Et moi je rougissais car j’entendais Bence rire dans mon dos. Les livres étaient en grand nombre, et beaucoup plus nombreux les notes, les rouleaux avec des dessins de la voûte céleste, les catalogues de plantes bizarres, des manuscrits du défunt probablement, sur des feuillets détachés. Nous travaillâmes longtemps, nous explorâmes le laboratoire de fond en comble, Guillaume en arriva même, avec une grande froideur, à déplacer le cadavre pour voir s’il n’y avait rien dessous, et il fouilla sa robe. Rien. 

« C’est impossible, dit Guillaume. Séverin s’est enfermé là-dedans avec un livre. Le cellérier ne l’avait pas… 

— Il ne l’aura tout de même pas caché dans sa robe ? demandaije. 

— Non, le livre que j’ai vu l’autre matin sous la table de Venantius était d’un grand format, nous nous en serions aperçus. 
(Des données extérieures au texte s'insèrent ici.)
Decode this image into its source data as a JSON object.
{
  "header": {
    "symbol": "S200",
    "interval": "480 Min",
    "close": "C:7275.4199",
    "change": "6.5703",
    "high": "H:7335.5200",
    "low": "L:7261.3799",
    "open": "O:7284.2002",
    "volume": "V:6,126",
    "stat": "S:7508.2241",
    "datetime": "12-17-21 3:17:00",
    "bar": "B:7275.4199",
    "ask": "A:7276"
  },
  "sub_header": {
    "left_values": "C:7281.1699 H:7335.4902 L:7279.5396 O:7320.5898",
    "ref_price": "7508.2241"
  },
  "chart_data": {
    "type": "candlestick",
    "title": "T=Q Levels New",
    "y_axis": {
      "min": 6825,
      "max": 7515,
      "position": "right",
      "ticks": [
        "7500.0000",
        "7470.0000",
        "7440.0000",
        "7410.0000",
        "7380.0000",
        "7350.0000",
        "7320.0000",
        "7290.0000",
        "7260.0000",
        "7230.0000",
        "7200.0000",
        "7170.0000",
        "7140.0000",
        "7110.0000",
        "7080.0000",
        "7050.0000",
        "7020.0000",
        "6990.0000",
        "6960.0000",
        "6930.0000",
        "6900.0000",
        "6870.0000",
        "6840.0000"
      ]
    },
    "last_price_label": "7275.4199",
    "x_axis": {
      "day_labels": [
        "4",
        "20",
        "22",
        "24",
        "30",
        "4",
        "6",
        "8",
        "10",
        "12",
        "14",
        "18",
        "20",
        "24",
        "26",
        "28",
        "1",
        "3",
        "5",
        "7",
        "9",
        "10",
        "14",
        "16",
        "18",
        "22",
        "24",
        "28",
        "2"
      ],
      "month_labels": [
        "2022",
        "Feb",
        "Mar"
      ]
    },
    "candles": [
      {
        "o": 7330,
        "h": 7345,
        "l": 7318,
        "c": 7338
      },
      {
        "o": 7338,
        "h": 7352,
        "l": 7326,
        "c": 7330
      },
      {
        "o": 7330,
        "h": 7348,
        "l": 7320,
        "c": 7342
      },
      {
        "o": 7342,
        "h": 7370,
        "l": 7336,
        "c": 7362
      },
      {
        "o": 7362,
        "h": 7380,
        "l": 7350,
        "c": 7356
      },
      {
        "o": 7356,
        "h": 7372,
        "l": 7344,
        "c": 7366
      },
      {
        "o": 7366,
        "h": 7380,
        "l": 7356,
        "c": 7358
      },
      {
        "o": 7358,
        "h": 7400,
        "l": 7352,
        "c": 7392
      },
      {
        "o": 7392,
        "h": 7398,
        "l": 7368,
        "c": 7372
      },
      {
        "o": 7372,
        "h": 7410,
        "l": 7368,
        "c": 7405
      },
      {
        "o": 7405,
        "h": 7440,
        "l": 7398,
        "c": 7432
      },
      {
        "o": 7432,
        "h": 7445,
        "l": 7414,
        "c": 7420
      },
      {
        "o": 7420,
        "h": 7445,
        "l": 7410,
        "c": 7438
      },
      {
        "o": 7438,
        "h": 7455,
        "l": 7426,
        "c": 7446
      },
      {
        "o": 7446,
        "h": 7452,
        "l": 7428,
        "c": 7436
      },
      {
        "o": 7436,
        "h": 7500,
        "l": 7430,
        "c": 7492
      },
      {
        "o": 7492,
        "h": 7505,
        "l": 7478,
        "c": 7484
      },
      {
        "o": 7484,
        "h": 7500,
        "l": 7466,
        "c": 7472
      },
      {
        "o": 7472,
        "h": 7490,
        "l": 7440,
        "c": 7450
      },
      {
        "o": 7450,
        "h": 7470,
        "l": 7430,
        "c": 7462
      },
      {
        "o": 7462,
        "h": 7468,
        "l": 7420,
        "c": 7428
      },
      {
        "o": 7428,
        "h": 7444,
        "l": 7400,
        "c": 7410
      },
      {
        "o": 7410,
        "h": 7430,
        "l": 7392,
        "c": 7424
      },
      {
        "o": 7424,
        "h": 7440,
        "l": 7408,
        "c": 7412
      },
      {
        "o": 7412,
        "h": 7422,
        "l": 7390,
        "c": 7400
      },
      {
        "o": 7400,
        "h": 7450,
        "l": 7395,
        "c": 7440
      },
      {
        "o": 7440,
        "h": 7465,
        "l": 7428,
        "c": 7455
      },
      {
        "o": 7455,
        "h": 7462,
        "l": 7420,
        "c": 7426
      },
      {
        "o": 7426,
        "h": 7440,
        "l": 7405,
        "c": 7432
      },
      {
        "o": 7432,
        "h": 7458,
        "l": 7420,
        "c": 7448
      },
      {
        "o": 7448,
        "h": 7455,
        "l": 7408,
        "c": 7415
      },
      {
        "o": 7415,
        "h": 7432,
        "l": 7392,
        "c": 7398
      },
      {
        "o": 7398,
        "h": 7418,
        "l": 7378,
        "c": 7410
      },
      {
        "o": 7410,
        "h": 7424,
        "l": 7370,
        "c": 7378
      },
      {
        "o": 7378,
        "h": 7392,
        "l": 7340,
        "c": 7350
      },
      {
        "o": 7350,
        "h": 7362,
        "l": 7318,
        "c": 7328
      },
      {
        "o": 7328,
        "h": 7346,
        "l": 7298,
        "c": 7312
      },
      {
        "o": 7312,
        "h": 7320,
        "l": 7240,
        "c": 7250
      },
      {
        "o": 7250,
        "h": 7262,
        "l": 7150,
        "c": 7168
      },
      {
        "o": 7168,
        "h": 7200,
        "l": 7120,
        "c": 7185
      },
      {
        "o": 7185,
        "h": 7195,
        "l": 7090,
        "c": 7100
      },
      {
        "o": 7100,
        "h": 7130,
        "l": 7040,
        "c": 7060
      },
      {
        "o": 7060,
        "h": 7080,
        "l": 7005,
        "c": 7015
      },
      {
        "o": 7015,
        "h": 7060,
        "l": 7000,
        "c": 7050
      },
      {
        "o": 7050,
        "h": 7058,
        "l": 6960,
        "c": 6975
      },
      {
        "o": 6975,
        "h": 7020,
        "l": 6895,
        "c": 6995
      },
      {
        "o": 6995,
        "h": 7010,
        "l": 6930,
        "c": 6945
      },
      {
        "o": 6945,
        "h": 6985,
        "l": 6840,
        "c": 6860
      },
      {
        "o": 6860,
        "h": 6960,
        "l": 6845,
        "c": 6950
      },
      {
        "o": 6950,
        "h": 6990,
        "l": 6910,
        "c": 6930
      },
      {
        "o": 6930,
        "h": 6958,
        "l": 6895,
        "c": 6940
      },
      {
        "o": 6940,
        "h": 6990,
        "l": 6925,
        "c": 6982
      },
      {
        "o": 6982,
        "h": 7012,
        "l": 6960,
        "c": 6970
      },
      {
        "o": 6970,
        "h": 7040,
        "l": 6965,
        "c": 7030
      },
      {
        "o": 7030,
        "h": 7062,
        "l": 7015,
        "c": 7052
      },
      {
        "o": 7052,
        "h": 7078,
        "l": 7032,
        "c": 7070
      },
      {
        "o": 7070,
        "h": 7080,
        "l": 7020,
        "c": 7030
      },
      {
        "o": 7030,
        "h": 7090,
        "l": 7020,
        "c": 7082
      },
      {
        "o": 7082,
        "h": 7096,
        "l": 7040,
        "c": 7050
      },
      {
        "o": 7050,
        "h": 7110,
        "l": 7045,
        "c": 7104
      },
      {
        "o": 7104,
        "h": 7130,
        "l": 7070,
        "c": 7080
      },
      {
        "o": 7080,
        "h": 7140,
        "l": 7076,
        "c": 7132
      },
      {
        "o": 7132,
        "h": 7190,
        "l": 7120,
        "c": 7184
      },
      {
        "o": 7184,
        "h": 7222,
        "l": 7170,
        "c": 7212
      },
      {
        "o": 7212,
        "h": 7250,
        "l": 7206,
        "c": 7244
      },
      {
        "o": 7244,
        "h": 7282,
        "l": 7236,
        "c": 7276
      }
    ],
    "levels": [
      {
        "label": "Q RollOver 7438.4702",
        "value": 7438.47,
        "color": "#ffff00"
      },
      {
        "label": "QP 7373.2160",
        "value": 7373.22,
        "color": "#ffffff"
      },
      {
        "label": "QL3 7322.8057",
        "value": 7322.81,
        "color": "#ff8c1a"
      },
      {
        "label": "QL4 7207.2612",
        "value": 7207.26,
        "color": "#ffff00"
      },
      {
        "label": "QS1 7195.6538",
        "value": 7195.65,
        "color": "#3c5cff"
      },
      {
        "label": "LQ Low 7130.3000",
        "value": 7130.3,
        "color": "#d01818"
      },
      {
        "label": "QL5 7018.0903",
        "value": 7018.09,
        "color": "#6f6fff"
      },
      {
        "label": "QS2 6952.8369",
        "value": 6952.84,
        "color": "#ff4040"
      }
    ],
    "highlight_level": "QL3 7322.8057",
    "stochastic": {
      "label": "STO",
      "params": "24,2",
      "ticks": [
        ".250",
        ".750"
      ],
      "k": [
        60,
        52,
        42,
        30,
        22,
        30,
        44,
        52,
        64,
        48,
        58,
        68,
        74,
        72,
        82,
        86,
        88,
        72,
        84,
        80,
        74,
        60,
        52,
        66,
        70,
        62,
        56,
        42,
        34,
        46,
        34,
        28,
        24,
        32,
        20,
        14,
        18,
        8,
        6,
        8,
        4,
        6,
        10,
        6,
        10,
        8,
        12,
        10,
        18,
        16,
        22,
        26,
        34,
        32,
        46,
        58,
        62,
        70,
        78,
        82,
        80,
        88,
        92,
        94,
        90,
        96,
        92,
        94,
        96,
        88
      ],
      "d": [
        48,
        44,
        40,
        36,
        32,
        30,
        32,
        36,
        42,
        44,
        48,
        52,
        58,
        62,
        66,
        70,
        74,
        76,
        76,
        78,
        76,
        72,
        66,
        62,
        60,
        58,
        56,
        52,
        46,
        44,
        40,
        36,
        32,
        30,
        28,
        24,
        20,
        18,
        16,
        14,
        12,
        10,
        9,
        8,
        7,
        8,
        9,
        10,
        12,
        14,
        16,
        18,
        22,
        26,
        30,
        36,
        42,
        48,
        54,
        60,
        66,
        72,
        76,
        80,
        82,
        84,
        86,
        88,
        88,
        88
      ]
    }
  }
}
— Comment était-il relié ? demandai-je. 

— Je l’ignore. Il se trouvait ouvert et je ne l’ai vu que quelques secondes, tout juste le temps de me rendre compte qu’il était en grec, mais je n’en garde aucun autre souvenir. Continuons : le cellérier ne l’a pas pris, et Malachie non plus, je crois. 

— Absolument pas, confirma Bence, quand le cellérier l’a saisi à la poitrine, on voyait qu’il ne pouvait l’avoir sous son scapulaire. 

— C’est bon. En somme, c’est mauvais. Si le livre n’est pas dans cette pièce, il est évident que quelqu’un d’autre, outre Malachie et le cellérier, était entré avant. 

— C’est-à-dire une troisième personne qui a tué Séverin ? 

— Trop de monde, dit Guillaume. 

— D’autre part, dis-je, qui pouvait savoir que le livre était ici ? 

— Jorge, par exemple, s’il nous a entendus. 

— Oui, dis-je, mais Jorge n’aurait pu tuer un homme robuste comme Séverin, et avec une telle violence. 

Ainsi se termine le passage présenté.